Running the poormans sampler detailed in my previous post. I found that I got a heap of samples looking like this:
Thread 1 (Thread 0xb6f436f0 (LWP 1657)):
#0 0xb7828430 in __kernel_vsyscall ()
#1 0xb7370f93 in read () from /lib/tls/i686/cmov/libc.so.6
#2 0xb731aedb in _IO_file_underflow () from /lib/tls/i686/cmov/libc.so.6
#3 0xb731dcc8 in __underflow () from /lib/tls/i686/cmov/libc.so.6
#4 0xb731a888 in ?? () from /lib/tls/i686/cmov/libc.so.6
#5 0xb731c7b8 in _IO_sgetn () from /lib/tls/i686/cmov/libc.so.6
#6 0xb73103be in fread () from /lib/tls/i686/cmov/libc.so.6
#7 0x0811028f in main (argc=2, argv=0xbffccf54) at src/server.cpp:252
That is I was waiting for a read to complete. Sometimes for 5-10 seconds, sometimes for a few minutes.
What was this troublesome read? An unexpected socket call? Nope - something I would never have expected. Here's the "offending" code.
FILE * f = fopen("/dev/random", "r"); unsigned seed; fread( &seed, sizeof(seed), 1, f); fclose(f); srandom(seed);This code seeds the random number generators using some values pulled from the random device /dev/random.
Reading from /dev/random blocks until there is enough entropy in its internal entropy pool to complete the read.
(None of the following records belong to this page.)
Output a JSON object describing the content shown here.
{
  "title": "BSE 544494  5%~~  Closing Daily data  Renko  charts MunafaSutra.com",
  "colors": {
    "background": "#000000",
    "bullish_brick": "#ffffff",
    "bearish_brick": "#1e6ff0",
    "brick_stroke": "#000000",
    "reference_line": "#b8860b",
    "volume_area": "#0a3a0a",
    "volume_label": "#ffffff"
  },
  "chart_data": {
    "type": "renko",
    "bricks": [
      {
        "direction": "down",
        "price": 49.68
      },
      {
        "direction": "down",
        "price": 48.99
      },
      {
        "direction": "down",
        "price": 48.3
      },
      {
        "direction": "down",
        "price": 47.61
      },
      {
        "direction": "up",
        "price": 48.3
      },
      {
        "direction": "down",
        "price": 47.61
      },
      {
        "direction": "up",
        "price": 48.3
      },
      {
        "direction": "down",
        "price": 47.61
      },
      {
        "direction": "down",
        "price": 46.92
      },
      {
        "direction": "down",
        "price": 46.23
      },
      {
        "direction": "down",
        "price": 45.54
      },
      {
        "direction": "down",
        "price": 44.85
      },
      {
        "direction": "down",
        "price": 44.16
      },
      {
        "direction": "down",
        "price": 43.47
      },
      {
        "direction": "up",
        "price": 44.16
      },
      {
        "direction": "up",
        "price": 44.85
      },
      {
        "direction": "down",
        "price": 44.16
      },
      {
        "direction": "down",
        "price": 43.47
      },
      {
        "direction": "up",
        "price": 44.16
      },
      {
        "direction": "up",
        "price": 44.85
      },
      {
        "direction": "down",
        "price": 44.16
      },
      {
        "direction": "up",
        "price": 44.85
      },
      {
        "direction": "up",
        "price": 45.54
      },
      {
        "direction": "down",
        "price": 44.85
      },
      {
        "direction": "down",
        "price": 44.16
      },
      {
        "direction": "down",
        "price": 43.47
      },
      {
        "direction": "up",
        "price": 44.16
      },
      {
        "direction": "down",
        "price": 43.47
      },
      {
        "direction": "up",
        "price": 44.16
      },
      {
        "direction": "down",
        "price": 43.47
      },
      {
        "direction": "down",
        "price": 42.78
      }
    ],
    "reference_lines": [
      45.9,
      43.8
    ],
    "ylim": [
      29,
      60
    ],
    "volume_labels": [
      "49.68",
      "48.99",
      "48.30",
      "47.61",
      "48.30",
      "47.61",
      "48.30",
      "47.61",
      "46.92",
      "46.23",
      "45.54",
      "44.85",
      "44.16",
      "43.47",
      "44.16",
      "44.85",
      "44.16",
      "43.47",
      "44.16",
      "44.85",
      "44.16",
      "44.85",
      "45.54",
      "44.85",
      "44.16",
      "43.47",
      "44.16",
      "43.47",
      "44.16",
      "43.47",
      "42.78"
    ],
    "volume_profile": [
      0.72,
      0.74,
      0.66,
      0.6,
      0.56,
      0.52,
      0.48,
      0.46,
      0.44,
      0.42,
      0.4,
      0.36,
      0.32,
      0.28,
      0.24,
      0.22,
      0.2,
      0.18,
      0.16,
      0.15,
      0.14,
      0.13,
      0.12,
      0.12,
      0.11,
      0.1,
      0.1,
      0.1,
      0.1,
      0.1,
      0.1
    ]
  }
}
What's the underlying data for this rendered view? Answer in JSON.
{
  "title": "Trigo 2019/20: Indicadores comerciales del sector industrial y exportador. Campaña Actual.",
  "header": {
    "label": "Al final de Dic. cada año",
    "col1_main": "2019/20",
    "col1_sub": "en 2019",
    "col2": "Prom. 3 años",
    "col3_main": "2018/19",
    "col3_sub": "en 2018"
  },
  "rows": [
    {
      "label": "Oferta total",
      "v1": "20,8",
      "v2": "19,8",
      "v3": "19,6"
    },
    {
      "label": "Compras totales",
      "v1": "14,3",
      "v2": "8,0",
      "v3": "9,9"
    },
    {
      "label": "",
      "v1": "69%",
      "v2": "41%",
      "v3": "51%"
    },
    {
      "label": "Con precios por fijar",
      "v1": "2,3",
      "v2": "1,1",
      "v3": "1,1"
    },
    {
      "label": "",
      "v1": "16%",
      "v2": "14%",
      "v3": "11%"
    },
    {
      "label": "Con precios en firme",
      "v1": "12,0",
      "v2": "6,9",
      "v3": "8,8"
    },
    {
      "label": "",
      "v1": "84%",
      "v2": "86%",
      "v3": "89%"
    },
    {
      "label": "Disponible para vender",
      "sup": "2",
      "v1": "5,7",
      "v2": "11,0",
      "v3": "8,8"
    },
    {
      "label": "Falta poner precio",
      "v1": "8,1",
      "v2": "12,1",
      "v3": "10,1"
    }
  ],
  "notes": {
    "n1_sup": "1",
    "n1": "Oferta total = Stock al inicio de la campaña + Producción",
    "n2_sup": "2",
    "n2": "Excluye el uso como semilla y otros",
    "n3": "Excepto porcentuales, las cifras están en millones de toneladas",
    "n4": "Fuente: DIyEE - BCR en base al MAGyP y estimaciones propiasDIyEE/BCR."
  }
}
On an isolated VM there's not much system noise generating entropy and so the pool was emptying quickly.
Turns out theres a non-blocking random device that uses feedback of hashed values to prevent blocking when the entropy pool is low, so switching this to using "/dev/urandom" and all was OK.
Now maybe I could have found this by doing some traditional debugging, (maybe not as that may have generated enough noise to stop /dev/random blocking!) But using dumps from gdb the problem was found in a few minutes of time.